Okuması izlemesinden daha heyecanlı!
logo logo logo logo logo
Bu sitede yer alan yazılardan yazarların kendisi sorumludur.
Referans vermeden kullanmayınız.
ÖZETLİYORUM
Çünkü bazı aşklar hiç bitmez
Sezon: 2 Bölüm: 71

Mevsimler geçer, yıllar döner, ömrün baharları, kışları ard arda dizilir, saçlara aklar düşer; dudağınızın bir kenarı hep acır, gülüşleriniz yarımdır, gözleriniz için için hiç gülmez. Çünkü bazı aşklar hiç bitmez.

Geçmişte, daracık bir zamanda yaşadığınız ne varsa, ömrünüze yeter. Ne kadar hatıranız varsa iyi veya kötü, artık bir ömür onunla yetinirsiniz. O aşk bir ömre yeter, ölseniz de gam yemezsiniz artık. Çünkü bazı aşklar hiç bitmez.

Aklınızın kuytularında kalanları cebinize koyup ne kadar yaşayabilirsiniz? İnsana yeter mi?

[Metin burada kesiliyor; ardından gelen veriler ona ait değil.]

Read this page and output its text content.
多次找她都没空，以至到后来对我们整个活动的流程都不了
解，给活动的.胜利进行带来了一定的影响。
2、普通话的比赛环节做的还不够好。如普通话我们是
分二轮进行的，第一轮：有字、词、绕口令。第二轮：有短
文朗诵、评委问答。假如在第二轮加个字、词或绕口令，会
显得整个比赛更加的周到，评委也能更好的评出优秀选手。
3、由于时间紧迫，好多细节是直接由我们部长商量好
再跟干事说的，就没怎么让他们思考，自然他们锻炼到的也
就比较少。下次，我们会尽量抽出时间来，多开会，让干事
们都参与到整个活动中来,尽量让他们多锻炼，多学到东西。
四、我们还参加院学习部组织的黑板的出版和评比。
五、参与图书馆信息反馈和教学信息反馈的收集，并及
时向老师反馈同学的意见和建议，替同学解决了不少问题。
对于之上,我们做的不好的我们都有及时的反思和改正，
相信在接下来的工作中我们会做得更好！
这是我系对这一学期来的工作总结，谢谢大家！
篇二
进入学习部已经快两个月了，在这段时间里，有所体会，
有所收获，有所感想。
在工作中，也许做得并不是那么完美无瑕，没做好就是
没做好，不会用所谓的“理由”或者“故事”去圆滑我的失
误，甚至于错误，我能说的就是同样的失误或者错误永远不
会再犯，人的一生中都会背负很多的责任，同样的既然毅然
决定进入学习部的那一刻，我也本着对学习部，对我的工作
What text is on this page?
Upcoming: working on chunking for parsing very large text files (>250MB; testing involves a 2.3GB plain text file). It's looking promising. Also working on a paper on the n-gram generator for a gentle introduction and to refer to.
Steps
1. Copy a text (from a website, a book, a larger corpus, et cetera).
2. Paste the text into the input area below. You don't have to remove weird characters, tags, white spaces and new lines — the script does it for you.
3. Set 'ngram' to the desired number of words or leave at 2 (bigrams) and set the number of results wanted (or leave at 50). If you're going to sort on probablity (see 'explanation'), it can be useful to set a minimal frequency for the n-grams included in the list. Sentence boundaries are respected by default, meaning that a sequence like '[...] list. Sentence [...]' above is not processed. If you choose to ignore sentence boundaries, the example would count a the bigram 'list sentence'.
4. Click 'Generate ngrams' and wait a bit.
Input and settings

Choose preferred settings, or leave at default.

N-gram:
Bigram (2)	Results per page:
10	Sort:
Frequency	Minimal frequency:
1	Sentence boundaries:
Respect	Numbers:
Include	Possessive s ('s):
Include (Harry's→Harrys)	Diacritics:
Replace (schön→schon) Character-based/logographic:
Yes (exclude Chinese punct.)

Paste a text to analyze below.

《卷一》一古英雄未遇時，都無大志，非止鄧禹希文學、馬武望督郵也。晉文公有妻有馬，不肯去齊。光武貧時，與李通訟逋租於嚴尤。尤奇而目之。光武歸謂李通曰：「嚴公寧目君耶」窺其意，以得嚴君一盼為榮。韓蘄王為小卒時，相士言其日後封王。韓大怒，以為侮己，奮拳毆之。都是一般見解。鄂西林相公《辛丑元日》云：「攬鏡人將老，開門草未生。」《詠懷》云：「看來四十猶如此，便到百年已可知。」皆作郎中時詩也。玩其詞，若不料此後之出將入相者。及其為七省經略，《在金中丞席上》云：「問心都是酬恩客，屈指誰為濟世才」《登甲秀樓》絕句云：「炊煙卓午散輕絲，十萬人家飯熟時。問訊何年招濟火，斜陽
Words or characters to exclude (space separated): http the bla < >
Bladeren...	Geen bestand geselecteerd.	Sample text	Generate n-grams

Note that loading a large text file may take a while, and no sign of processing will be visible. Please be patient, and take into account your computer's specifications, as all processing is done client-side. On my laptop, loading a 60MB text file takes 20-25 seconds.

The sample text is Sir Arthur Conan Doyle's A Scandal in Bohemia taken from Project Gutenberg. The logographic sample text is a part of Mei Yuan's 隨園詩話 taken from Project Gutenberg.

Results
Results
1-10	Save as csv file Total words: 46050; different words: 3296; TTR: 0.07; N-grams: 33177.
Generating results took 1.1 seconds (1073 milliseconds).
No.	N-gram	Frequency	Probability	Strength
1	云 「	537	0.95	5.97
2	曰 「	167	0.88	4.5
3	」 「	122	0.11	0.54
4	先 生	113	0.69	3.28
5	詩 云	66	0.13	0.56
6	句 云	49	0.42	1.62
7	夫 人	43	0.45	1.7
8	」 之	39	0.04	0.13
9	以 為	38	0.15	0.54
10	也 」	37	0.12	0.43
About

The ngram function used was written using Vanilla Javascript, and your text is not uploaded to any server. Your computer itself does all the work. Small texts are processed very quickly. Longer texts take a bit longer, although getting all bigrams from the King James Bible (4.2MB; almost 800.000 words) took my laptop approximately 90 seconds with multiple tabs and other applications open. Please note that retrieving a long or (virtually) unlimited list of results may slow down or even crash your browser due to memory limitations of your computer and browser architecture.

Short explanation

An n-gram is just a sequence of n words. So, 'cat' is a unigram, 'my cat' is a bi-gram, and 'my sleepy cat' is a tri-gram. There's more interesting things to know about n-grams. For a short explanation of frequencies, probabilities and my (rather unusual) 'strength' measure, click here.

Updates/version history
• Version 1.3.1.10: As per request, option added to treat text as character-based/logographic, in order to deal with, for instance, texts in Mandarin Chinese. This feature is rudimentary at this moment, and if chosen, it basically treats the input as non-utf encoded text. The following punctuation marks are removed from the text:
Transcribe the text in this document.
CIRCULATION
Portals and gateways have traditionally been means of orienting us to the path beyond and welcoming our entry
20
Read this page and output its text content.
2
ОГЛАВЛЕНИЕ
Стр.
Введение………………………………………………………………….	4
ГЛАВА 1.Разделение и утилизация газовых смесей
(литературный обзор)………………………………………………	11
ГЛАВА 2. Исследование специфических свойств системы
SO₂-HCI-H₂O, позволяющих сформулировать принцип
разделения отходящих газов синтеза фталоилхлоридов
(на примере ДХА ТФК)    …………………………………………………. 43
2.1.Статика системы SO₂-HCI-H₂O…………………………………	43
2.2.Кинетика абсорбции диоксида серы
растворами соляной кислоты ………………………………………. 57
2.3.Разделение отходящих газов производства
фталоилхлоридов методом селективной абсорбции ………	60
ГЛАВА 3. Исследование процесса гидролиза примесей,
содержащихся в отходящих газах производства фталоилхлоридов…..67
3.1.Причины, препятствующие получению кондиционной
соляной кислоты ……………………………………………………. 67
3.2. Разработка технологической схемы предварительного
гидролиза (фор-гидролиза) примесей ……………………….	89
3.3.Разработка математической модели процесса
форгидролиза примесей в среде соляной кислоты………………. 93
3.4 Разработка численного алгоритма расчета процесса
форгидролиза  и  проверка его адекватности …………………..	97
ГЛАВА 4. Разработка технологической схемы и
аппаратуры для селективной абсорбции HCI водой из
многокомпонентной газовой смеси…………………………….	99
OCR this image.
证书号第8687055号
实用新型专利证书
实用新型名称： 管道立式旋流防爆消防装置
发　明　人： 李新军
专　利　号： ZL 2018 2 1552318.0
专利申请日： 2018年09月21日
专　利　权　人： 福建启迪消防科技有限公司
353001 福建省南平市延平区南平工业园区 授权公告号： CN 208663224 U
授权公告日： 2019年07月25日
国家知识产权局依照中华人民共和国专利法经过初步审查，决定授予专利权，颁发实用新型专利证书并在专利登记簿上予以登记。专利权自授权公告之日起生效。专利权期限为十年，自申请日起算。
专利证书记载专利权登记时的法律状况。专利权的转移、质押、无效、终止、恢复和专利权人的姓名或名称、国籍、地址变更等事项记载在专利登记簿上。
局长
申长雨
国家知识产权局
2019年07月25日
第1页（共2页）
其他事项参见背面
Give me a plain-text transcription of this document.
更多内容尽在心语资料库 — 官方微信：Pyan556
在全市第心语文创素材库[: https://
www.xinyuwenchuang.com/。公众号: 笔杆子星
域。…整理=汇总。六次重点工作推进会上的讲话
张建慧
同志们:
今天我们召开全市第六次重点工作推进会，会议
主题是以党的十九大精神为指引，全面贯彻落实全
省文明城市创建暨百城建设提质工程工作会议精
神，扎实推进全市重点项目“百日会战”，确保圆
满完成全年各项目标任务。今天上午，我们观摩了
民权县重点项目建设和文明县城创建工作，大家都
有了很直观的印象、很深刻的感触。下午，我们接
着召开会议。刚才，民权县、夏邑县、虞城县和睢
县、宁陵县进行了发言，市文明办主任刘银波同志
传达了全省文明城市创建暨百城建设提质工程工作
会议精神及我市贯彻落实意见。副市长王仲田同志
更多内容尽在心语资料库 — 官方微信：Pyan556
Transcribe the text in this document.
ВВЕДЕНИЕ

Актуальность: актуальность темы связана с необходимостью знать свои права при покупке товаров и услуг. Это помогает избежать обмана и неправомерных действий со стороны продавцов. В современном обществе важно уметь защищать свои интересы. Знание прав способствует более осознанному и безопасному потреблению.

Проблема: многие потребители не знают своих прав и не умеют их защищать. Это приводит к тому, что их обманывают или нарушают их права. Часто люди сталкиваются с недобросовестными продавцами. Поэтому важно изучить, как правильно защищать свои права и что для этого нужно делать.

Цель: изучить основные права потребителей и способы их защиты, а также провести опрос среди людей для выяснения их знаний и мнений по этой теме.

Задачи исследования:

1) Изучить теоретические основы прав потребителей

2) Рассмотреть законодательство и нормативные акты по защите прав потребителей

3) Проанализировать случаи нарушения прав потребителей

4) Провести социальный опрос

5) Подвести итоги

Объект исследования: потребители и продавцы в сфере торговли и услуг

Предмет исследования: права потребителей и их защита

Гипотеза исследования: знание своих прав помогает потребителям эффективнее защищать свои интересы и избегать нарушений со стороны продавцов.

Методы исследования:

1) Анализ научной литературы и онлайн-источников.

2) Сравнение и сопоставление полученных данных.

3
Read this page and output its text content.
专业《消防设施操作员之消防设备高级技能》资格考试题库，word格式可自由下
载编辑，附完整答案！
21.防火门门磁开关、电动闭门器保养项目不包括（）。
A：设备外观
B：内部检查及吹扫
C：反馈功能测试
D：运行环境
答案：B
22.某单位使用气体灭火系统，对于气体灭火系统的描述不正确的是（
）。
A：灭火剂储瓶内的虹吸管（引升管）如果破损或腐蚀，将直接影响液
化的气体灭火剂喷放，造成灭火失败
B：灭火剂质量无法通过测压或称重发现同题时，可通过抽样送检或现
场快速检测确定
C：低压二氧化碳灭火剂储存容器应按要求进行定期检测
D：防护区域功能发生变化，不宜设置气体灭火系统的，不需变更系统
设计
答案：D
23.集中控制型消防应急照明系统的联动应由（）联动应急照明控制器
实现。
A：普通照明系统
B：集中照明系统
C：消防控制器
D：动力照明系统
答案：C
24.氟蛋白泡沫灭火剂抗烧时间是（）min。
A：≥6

Başka bir hayat mümkünken, ne durdurur sizi?  Geçmiş zamanı ıslak bir battaniye gibi üstüne örtenlerin  ruhu hep üşür.  Ve hiçbir intikam ateşi, üşüyen ruhunuzu ısıtmaya yetmez.

Harun, Dilara’nın öfkesine bu denli sanırım ilk kez maruz kaldı. Harun’un ofisinden çıkarken Dilara hem çok öfkeli hem de çok üzgündü. Nasıl olmasın? Maide örümcek gibi her yerini sardı. Daha öğrenmedikleri bile var; Sema’yı yanında çalıştırıyor; Sevinç köstebeklik yapıyor. Gerçekten haddini aştı. Harun’dan hiç beklemediği resti görünce de Dilara’nın ayağına kadar gidip özür diledi. Çok zor onun için özür dilemek ama kırıp döktüklerini görünce bunu yapması hiç zor olmamıştır diye düşünüyorum. Sınırlar vardır çünkü, evladınız bile olsa aşılmaması gereken. Dilara harap ve bitap vaziyette eve kapandı, Harun’u düşündü durdu. Depresyondayken bile ne kadar şık değil mi? Antrasit rengi sabahlığı (bakın gri değil) ne zaman giyse hep üzgün oluyor. Biz depresyona girsek, evdeki eprimiş, direkleri çıkmış hırkamızı giyer, uyuz uyuz otururuz. O ise çubuk kraker kadar beline kadife sabahlığının kuşağını fiyonk yapıyor ve tabii ki saçları da fönlü. O anda hayatının aşkı karşısına çıksa bile sahne hiç mi hiç bozulmayacak. Hatalarımızı biraz buralarda mı arasak acaba kızlar, ne dersiniz, hı?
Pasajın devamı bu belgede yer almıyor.